A former executive director of the Virginia Christian Coalition, Marx was a political consultant at Century Strategies, the firm led by Ralph E. Reed Jr., onetime leader of the national Christian Coalition.
Most recently, Marx has been executive director of Judicial Confirmation Network, which has sought to build support for Bush’s Supreme Court nominees.
In Bush’s reelection campaign headquarters in Virginia last year, Marx was one of the main players in building the president’s evangelical base.
Among other things, the campaign gathered a vast collection of church membership directories, then set out to identify those not registered to vote, sign them up and ensure they cast ballots for the president.
But the scope of the California campaign is far narrower, and the organizers have less than four weeks until the election.
The state party, Vallante said, has put Marx and his team in charge of “getting the word out” about Proposition 73 in churches, mainly in California’s conservative-leaning inland counties.
In a brief telephone interview Wednesday, Marx said: “When we’re able to identify voters that are pro-Proposition 73, we make sure that we tell them how they can get registered to vote” and make sure they cast ballots.
Peter Henderson, director of public policy at California Family Council, a conservative advocacy group, called the Marx project a welcome addition to conservative turnout efforts.
“Proposition 73 is really the linchpin of conservative involvement in the special election,” he said.
Historically, political organizing of Christian conservatives in California has been a challenge.

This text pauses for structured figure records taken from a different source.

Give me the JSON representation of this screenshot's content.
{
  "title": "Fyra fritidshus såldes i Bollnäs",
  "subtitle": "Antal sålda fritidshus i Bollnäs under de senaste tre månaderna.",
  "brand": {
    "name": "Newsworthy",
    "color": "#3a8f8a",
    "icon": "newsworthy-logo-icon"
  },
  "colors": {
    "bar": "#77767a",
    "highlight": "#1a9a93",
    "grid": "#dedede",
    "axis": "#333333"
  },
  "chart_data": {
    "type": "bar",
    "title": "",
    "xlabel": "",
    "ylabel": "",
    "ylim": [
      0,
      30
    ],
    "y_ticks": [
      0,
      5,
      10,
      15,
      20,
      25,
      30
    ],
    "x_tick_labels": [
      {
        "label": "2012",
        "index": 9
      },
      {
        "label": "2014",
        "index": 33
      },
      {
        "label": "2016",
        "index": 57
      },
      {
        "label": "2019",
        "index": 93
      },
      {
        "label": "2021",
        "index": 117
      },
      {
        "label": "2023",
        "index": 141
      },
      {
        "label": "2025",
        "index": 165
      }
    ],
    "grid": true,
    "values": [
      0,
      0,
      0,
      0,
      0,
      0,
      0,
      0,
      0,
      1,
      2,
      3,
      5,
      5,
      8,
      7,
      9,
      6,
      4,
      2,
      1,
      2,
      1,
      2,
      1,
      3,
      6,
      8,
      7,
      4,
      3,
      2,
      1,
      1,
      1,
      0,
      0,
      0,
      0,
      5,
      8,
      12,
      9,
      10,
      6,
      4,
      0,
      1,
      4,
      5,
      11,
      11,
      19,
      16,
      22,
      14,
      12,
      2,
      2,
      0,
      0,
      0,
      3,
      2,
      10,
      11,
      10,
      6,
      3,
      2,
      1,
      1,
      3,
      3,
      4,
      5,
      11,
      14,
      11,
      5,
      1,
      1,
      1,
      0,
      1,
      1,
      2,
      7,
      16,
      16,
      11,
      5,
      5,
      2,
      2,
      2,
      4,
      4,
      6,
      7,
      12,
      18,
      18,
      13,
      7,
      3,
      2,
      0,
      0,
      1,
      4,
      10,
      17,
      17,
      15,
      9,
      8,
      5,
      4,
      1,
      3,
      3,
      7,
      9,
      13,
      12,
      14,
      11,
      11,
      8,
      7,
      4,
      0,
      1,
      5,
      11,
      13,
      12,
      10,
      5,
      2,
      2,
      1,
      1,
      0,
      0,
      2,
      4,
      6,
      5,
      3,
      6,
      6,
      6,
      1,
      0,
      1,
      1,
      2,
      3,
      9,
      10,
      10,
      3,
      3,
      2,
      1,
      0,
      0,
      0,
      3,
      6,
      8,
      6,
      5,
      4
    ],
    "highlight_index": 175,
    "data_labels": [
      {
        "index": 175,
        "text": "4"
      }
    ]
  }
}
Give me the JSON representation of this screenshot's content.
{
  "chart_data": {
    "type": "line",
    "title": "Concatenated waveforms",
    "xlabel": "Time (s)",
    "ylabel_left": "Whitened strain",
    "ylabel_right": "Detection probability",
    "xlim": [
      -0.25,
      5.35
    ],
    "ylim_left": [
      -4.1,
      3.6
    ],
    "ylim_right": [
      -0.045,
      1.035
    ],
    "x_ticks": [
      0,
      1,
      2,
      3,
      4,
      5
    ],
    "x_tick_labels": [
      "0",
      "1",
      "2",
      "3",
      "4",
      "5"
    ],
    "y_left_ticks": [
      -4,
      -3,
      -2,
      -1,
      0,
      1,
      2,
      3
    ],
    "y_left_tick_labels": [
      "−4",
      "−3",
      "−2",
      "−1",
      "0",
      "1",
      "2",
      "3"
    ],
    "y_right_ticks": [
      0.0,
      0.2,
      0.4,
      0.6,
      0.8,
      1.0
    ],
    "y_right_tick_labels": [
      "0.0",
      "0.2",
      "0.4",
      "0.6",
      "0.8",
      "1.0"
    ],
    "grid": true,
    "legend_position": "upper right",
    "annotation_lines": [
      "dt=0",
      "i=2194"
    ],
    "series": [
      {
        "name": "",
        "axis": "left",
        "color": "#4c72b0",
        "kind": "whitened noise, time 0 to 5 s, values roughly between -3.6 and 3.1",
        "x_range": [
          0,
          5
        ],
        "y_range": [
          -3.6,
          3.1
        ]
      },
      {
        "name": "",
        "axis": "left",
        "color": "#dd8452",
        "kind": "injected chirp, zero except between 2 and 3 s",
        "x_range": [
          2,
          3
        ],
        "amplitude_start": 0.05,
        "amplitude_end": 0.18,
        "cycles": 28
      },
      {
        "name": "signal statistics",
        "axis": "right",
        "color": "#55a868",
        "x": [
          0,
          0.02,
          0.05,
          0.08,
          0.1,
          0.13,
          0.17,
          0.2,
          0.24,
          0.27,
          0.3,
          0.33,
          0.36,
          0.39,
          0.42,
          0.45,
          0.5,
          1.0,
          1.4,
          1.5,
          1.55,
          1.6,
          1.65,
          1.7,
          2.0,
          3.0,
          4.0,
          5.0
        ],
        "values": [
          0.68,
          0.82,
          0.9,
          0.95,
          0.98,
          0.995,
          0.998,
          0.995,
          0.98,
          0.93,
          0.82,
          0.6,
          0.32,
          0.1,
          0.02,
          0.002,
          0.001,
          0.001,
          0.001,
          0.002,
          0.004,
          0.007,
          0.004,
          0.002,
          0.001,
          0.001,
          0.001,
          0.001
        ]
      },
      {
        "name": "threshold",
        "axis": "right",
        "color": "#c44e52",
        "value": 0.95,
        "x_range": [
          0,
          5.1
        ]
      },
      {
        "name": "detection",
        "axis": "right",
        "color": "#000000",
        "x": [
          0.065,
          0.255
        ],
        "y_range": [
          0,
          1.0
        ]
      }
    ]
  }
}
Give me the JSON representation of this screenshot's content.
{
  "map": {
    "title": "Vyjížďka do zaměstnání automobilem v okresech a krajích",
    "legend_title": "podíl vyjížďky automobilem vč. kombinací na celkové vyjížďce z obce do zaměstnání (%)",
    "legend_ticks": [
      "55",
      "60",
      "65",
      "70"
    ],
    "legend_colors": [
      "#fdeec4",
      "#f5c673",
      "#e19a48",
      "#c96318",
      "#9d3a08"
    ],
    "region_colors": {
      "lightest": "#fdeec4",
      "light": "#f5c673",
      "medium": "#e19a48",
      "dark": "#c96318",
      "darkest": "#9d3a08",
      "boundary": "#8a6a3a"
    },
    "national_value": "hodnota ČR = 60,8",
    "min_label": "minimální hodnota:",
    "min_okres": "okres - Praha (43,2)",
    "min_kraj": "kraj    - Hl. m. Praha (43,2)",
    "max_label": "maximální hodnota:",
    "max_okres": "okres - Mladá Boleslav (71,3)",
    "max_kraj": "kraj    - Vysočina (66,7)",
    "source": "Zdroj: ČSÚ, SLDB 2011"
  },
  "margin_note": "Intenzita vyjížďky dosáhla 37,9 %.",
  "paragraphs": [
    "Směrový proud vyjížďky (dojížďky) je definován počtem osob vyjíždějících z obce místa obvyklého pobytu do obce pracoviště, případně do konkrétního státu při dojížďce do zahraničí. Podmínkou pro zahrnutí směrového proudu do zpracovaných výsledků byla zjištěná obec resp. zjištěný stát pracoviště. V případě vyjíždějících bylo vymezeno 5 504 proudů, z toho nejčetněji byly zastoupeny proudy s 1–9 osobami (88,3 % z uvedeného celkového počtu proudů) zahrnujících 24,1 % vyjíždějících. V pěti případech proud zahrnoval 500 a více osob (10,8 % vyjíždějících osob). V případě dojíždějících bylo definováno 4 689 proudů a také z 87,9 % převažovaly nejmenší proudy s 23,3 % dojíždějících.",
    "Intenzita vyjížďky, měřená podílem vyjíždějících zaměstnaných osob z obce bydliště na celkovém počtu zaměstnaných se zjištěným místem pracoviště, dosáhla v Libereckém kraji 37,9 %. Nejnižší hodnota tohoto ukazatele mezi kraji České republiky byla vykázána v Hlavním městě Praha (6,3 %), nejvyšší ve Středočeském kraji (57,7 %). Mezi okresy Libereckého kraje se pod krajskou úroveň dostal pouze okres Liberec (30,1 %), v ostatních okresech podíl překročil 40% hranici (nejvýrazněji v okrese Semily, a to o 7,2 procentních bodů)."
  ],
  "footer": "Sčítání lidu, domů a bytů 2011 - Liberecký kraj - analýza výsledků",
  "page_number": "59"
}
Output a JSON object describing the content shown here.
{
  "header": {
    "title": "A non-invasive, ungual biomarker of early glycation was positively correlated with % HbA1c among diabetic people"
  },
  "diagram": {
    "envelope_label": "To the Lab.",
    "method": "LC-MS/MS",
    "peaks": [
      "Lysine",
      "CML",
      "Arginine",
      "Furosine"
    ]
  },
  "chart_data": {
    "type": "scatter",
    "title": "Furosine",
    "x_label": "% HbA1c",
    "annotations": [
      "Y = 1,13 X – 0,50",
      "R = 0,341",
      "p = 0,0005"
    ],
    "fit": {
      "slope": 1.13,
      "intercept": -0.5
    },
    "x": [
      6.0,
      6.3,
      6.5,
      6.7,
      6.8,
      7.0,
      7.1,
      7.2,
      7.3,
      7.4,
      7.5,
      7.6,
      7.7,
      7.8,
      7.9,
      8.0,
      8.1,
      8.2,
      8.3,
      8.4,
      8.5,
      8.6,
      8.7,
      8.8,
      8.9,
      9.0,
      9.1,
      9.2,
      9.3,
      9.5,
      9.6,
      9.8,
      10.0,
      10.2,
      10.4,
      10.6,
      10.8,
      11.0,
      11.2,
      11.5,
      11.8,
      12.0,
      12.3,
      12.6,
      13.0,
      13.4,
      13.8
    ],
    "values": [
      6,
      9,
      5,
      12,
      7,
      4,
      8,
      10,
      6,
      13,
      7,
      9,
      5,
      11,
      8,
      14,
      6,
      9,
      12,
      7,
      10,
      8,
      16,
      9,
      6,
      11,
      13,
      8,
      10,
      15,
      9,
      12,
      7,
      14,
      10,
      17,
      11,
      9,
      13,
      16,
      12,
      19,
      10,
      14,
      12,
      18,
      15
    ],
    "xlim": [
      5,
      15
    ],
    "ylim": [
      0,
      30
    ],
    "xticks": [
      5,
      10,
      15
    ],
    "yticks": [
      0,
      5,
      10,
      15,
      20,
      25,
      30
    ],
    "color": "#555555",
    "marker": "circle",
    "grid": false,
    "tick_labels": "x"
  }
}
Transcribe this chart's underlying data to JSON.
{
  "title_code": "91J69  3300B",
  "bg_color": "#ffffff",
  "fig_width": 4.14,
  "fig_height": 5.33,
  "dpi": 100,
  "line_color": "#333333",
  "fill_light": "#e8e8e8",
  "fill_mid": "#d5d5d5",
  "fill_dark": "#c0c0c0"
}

The state’s vast size and its reliance on television to propel campaigns are impediments. As is a dearth of money: The lack of competitive presidential contests in California has led the national Republican Party to spend more heavily in other parts of the country.
Also, many of the state’s biggest church congregations, particularly in fast-growing outlying suburban areas, are nondenominational, with no central authority setting a unified statewide political agenda.
A notable exception is the Roman Catholic Church. The state’s bishops have endorsed Proposition 73. The California Catholic Conference has put Yes on 73 announcements on its website to print in church bulletins. The conference has also posted suggested homilies for pastors to read at services in the state’s 1,100 Catholic churches.
“A choice for life can never be wrong,” one homily says. “Proposition 73 is the right thing to do.”
Beyond churches, the main vehicle to draw conservative voters to the polls in California is talk radio, including a statewide network of Christian stations with mainly religious programming.
Of all the issues on the ballot, abortion is the one that radio hosts “can talk about for two or three hours on the air,” said David Spadey, director of national news and public affairs at conservative radio network Salem Communications Corp. of Camarillo. “That’s really the only issue on the ballot that has the social, traditional-values component to it,” he said.
On Tuesday, Schwarzenegger promoted his election agenda on nine conservative radio shows.
For the most part, he stuck to promoting Propositions 74, 75, 76 and 77, the main focus of his campaign.
When asked about Proposition 73 by Eric Hogue of Salem’s KTKZ in Sacramento, he bluntly expressed support for it.
“I wouldn’t want my daughter to be taken away from her school without my permission and sent to a hospital for an abortion,” he said. “That’s as simple as that.”